Но Тимохин сам не выдержал. Стал вдруг рассказывать свою семейную историю — сбивчиво, бестолково. Про частые командировки, про замашки бывшей жены и про то, как однажды, вернувшись раньше, чем надо... Тимоха опять то и дело оглядывался, сначала речь его походила не оправдание, а к концу звучала уже сплетней на самого себя.
...Сегодня ночью у Сергея выпали зубы, гнилые зубы. Он держал их в горсти, на ладони, и не мог понять — почему так случилось... А потом он ушел и оставил Елену с полковником. Она очень просила: «Оставь меня с ним. так надо». Ну а этот, в форме, стоял рядом, пах сукном и металлом, поскрипывал сапогами и ждал. Наконец не выдержал и приказал: «Кругом, марш!..» И Сергей подчинился, пошел по каким-то делам, но потом спохватился вдруг и рванул обратно. Он бежал, очень спешил, хотя точно знал — уже поздно... Вот и дом у реки, где жили только он и Елена. Деревянный забор и трава, тоже высокая, какой была она там, в армии!.. Сергей бежал домой, словно бы чувствуя себя на прицеле — два больших волосатых пальца неумолимо вдавливались в гашетку... А полковник был спокоен, упрям, поправлял на себе портупею, спускаясь с пороге, и на ходу застегивал подворотничок. Сергей знал, что полковник сильнее, но все же мчался навстречу!.. Тут-то его и настигла пулеметная очередь. Он почувствовал, как всего подбросило вверх: пули наплыв за наплывом впихивались в тело — такие упорные тычки в грудь и по рукам и ногам. Он упал в траву. Знал, сейчас хлынет горячая кровь. Так и случилось. Словно кипяточные пузыри лопались в груди, животе, в переломанных хрящах и суставах. Он отбросил к небу лицо, уже лежа в траве — такой же высокой. Больно не было, только обидно... Полковник прошел мимо и скрылся за деревянным забором. Потом вышла она, Елена. Задержалась у двери, задумалась — ей было не до него. Но Сергей позвал ее тихо. Она кинулась на зов, растерянно, ничего не понимая, даже когда наклонилась... Это были ее глаза, только вот — размытые. И усталая тяжесть под ними, и губы со знакомыми капризными складками. Сергей рукою раздвинул траву, из последних сил. Тут она увидела все и поняла, вскрикнула. Его грудь была, как решето, вся в крови, в клочьях... И он знал: это конец, уже ничто не поможет — ран слишком много, и из глаз текут слезы. Но Елена сказала: «Нет, никогда!» А он повторял все про то, что все уже, поздно. Тогда она вцепилась ему в загривок и крикнула: «Нет!» Сергей напрягся и, только тут почувствовав боль, сказал: «Попробую, но знаешь, вряд ли... К чему тебе калека — вон полковник!..» Однако Елена ответила: «Нет, мне нужен ты! Полковник всегда найдется...» И тут Сергей еще сильнее напрягся, впитывая в себя нахлынувшую боль и беду — теряя сознание... Так начался этот новый день.

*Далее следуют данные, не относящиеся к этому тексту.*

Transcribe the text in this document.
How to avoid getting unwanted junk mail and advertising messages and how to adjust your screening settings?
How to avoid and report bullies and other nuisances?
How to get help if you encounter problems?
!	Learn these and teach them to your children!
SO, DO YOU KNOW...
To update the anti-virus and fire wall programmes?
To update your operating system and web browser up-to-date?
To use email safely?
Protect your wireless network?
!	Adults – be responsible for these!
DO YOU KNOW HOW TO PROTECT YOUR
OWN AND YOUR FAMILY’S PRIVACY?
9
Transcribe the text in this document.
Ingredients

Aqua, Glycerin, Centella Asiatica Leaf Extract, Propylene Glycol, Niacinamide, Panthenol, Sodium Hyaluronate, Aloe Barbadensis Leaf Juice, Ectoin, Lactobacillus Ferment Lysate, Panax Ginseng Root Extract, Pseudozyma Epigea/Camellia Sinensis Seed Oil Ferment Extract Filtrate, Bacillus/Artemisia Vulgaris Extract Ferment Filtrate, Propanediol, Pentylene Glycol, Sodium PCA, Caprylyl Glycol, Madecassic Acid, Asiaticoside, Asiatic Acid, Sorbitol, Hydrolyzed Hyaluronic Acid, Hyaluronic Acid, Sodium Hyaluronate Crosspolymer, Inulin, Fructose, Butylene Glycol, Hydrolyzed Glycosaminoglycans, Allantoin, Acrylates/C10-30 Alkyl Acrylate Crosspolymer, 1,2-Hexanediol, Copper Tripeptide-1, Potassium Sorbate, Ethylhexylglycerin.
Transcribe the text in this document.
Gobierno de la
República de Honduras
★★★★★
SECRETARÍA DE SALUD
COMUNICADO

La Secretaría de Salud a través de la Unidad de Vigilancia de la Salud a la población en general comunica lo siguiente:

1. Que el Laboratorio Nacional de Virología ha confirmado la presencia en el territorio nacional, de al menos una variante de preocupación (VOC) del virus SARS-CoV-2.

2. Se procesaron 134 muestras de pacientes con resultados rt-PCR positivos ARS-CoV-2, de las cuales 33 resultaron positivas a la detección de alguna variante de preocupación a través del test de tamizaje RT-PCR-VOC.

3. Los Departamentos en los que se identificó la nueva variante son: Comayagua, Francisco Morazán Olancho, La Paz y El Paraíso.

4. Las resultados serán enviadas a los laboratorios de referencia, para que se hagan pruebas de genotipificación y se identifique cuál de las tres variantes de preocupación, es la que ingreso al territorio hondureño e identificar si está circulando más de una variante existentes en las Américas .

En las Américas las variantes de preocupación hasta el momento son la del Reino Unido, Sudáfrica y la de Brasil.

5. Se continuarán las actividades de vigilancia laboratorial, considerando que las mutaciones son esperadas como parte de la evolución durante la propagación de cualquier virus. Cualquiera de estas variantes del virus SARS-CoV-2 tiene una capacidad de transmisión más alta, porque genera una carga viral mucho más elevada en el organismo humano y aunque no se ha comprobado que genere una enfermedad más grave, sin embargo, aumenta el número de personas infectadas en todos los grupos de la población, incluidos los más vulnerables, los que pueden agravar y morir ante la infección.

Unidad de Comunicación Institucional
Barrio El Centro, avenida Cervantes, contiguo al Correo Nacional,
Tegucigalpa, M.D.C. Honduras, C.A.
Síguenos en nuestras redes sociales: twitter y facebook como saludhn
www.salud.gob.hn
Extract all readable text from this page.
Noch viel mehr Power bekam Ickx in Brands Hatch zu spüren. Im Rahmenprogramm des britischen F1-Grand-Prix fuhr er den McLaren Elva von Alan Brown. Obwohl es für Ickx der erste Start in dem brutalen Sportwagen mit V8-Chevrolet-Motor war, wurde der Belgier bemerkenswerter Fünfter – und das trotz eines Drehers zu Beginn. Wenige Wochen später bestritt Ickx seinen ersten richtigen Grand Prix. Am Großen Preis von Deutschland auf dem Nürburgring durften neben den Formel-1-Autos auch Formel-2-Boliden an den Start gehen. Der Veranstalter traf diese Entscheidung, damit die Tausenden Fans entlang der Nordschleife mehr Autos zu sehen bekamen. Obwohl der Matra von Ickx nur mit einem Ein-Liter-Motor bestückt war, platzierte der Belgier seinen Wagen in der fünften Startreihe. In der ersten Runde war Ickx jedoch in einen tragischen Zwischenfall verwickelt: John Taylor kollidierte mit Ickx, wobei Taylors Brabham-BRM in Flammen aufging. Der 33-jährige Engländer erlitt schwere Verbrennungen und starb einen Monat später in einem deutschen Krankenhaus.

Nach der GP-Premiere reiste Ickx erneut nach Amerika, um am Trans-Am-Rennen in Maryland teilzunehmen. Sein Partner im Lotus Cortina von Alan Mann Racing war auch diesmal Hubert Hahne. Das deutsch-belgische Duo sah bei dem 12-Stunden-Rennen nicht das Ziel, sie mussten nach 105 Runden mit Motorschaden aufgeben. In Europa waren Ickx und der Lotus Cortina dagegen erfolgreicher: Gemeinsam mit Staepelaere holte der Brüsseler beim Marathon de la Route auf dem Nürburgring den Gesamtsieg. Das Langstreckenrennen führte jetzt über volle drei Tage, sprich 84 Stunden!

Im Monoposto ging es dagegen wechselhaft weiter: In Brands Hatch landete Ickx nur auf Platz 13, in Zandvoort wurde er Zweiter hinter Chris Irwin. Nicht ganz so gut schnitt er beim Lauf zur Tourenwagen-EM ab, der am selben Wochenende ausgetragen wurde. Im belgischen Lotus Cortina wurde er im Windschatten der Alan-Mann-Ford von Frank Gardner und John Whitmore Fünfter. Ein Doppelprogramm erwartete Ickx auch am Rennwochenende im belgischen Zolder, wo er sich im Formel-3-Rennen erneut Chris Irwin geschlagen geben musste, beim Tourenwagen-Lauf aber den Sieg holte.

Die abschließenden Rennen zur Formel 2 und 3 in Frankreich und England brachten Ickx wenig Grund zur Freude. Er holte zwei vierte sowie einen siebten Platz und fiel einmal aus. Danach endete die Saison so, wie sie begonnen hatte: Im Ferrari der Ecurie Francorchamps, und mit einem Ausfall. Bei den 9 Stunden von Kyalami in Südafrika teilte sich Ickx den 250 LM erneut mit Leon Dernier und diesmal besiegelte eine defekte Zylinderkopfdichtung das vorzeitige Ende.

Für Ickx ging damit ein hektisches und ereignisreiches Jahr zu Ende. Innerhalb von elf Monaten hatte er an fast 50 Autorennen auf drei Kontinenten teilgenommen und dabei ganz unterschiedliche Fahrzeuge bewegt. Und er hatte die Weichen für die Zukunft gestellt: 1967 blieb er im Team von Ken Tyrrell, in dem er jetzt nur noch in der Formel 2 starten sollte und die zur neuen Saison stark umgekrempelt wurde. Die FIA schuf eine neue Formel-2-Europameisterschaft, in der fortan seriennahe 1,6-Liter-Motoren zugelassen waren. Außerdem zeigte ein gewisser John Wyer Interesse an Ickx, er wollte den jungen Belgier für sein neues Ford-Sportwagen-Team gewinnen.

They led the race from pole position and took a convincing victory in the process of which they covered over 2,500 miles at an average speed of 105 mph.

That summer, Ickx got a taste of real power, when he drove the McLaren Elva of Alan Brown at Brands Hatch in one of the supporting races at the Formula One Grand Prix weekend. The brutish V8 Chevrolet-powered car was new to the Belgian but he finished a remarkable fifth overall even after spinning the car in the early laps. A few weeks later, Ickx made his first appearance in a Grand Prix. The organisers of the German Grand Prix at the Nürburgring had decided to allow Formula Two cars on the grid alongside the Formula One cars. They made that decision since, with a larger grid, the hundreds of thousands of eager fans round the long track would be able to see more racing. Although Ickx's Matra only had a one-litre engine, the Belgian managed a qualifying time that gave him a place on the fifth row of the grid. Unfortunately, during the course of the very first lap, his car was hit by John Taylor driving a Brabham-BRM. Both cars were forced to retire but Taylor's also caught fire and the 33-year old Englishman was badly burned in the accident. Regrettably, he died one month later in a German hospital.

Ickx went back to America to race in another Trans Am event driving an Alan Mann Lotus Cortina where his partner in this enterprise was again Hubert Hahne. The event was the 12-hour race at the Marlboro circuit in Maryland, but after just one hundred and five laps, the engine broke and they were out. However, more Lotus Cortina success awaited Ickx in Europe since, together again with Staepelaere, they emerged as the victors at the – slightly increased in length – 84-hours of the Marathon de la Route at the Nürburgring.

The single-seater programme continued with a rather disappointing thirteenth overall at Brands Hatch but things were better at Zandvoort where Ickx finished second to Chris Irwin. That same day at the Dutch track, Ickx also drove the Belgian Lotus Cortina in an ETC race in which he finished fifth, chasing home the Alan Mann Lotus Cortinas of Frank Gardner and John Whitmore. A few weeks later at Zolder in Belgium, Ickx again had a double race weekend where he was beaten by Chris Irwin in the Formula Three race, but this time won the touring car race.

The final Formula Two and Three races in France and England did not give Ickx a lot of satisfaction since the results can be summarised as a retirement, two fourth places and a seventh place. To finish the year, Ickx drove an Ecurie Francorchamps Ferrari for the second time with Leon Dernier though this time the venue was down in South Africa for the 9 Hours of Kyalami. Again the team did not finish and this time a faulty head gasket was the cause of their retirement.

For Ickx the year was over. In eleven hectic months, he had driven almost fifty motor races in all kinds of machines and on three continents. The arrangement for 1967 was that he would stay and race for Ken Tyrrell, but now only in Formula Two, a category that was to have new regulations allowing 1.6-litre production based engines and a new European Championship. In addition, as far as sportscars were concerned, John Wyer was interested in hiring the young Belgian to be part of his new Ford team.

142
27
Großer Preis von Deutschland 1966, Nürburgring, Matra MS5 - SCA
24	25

По ногам светом стегнули фары. Впереди на дороге растянулись два уродливых силуэта, заметались по грязной наледи. Мимо прокатил милицейский «уазик» и, взвизгнув тормозами, уткнулся одинокому зданию в самые двери. Верхний этаж дома, над пивным баром, заманчиво тлел рядами багровых портьер, но Тимоха все не мог успокоиться:
— Стервы эти!.. Они так устроены, на них нельзя положиться. Порода такая — продадут ни за грош! Подведут в тот самый момент, когда труднее всего.